Cancer of the prostate, a small gland just below the bladder, is the second-leading cause of cancer-related death in men. Many prostate tumors are not aggressive and may require no or minimal treatment. Aggressive tumors are initially treated with surgery or radiation therapy.
In about one-third of patients, the cancer comes back after initial treatment, said Neil Bhowmick, PhD, research scientist at Cedars-Sinai Cancer, professor of Medicine and Biomedical Sciences and senior author of the study. Those patients are usually treated with medications that suppress the actions of testosterone and other androgens—male hormones that help prostate tumors grow.
“Patients do really well until the tumor figures a way around the androgen-suppressing therapy,” Bhowmick said. “One way that it can do this is to cause cells to make only part of the protein that the drug binds to, rendering the drug useless. The partial proteins are called splice variants.”
Through research with human cells and laboratory mice, study first author Bethany Smith, PhD, a project scientist in the Bhowmick Lab, figured out that the cancer cells were signaling to the surrounding supportive cells through a protein called CD105 to make these slice variant proteins. Investigators then conducted a trial in human patients to test a drug that they hoped would keep those partial proteins from forming by inhibiting CD105.
In the trial, nine patients whose tumors were resistant to androgen-blocking therapy continued that therapy but were also given a CD105 inhibitor called carotuximab. Forty percent of those patients experienced progression-free survival, based on radiographic imaging.

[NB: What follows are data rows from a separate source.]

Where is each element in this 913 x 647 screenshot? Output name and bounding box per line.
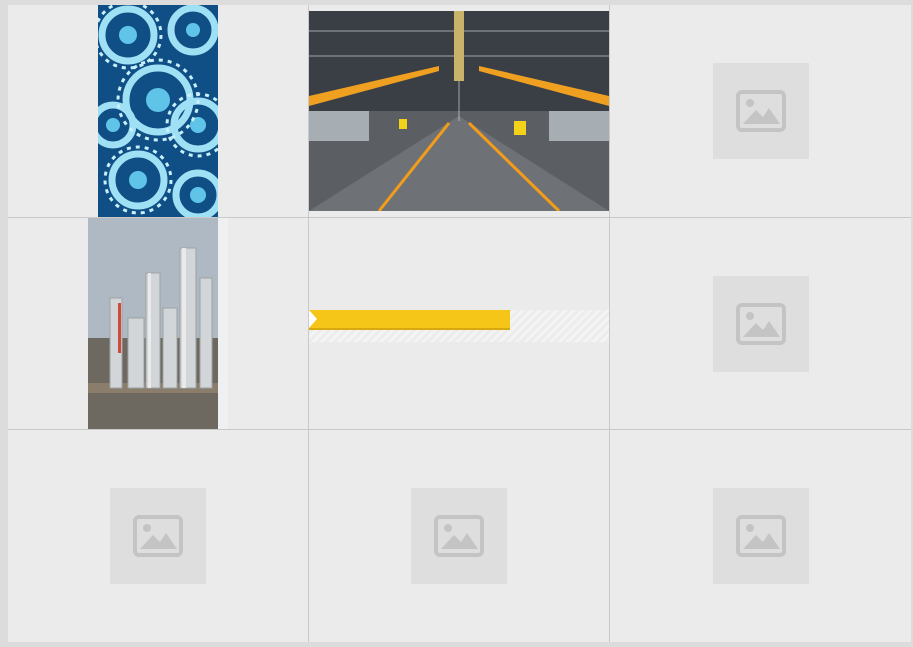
gears-image[interactable] [98,5,218,217]
grid-cell-placeholder-1[interactable] [610,5,911,218]
image-placeholder [712,488,809,584]
progress-track [309,310,609,342]
image-placeholder-icon [434,515,484,557]
image-placeholder-icon [133,515,183,557]
grid-cell-loading [309,218,610,430]
image-grid [8,5,911,642]
grid-cell-gears[interactable] [8,5,309,218]
gears-icon [98,5,218,217]
refinery-plant-icon [88,218,228,429]
image-placeholder [411,488,507,584]
progress-fill [309,310,510,330]
image-placeholder [712,275,809,372]
image-placeholder [712,63,809,159]
factory-image[interactable] [309,11,609,211]
refinery-image[interactable] [88,218,228,429]
image-placeholder-icon [735,515,786,557]
grid-cell-placeholder-3[interactable] [8,430,309,642]
grid-cell-placeholder-2[interactable] [610,218,911,430]
grid-cell-refinery[interactable] [8,218,309,430]
image-placeholder-icon [735,302,786,345]
grid-cell-placeholder-5[interactable] [610,430,911,642]
image-placeholder-icon [735,90,786,132]
image-placeholder [110,488,206,584]
grid-cell-placeholder-4[interactable] [309,430,610,642]
factory-assembly-line-icon [309,11,609,211]
grid-cell-factory[interactable] [309,5,610,218]
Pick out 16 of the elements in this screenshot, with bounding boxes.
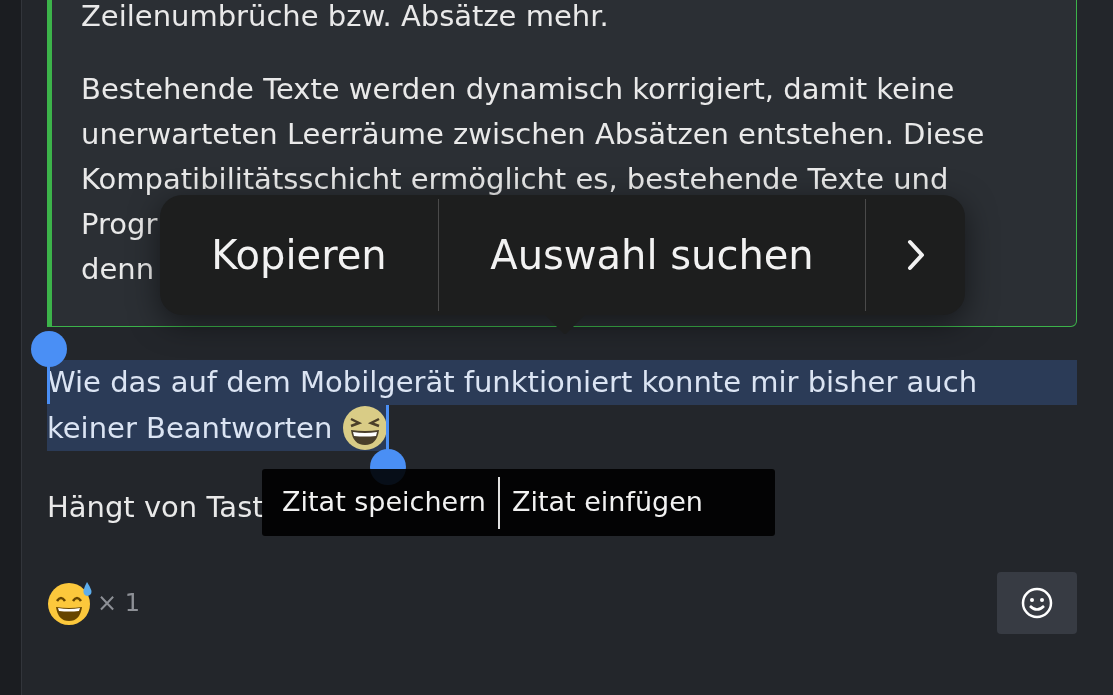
- chevron-right-icon: [905, 239, 926, 271]
- quote-popup-button[interactable]: Zitat einfügen: [511, 482, 703, 523]
- quote-text-line: Zeilenumbrüche bzw. Absätze mehr.: [81, 0, 609, 35]
- context-menu-item[interactable]: Kopieren: [160, 199, 439, 311]
- quote-text-line: denn: [81, 251, 154, 288]
- post-text-line: Hängt von Tast: [47, 489, 264, 526]
- smiley-icon: [1021, 587, 1053, 619]
- quote-text-line: Bestehende Texte werden dynamisch korrigiert, damit keine: [81, 71, 955, 108]
- reaction-count: × 1: [97, 588, 140, 619]
- quote-text-line: Kompatibilitätsschicht ermöglicht es, bestehende Texte und: [81, 161, 949, 198]
- quote-text-line: unerwarteten Leerräume zwischen Absätzen entstehen. Diese: [81, 116, 985, 153]
- laughing-emoji-icon: [342, 405, 389, 451]
- context-menu-item[interactable]: Auswahl suchen: [439, 199, 866, 311]
- quote-popup-button[interactable]: Zitat speichern: [282, 482, 486, 523]
- add-reaction-button[interactable]: [997, 572, 1077, 634]
- quote-text-line: Progr: [81, 206, 158, 243]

“Every single one of the patients in our trial was totally resistant to at least one androgen suppressor, and the normal course of action would be to simply try a different one or chemotherapy, which research has shown generally doesn’t stop tumor growth for more than about three months,” Bhowmick said. “Carotuximab prevented the cancer’s workaround and made the tumor sensitive to androgen-suppressing therapy.”
Importantly, Bhowmick said, carotuximab also appears to prevent androgen receptor splice variants in the supporting cells surrounding tumors, further sensitizing the tumor to the androgen suppressor.
“We found that this therapy may be able to, especially in early cancers, resensitize select patients to androgen suppression. This could allow patients to avoid or delay more toxic interventions such as cytotoxic chemotherapy,” said Edwin Posadas, MD, co-director of the Experimental Therapeutics Program, medical director of the Urologic Oncology Program/Center for Uro-Oncology Research Excellence (CURE), associate professor of Medicine at Cedars-Sinai and a co-author of the study. “We also hope to find ways of predicting which patients are most likely to benefit from this approach by testing blood and tissue samples using next-generation technologies housed at Cedars-Sinai Cancer.”
Study co-author Sungyong You, PhD, director of the Urologic Oncology Bioinformatics Group, pinpointed three biomarkers that could help indicate which patients will respond to this investigational therapy, and the team will validate those markers in a new clinical trial. This will allow future studies to target patients most likely to be helped by this intervention, Bhowmick said.
Funding: The study was supported by Department of Defense grant number W81XWH-17-1-0154 and Veterans Administration grant number I01BX001040.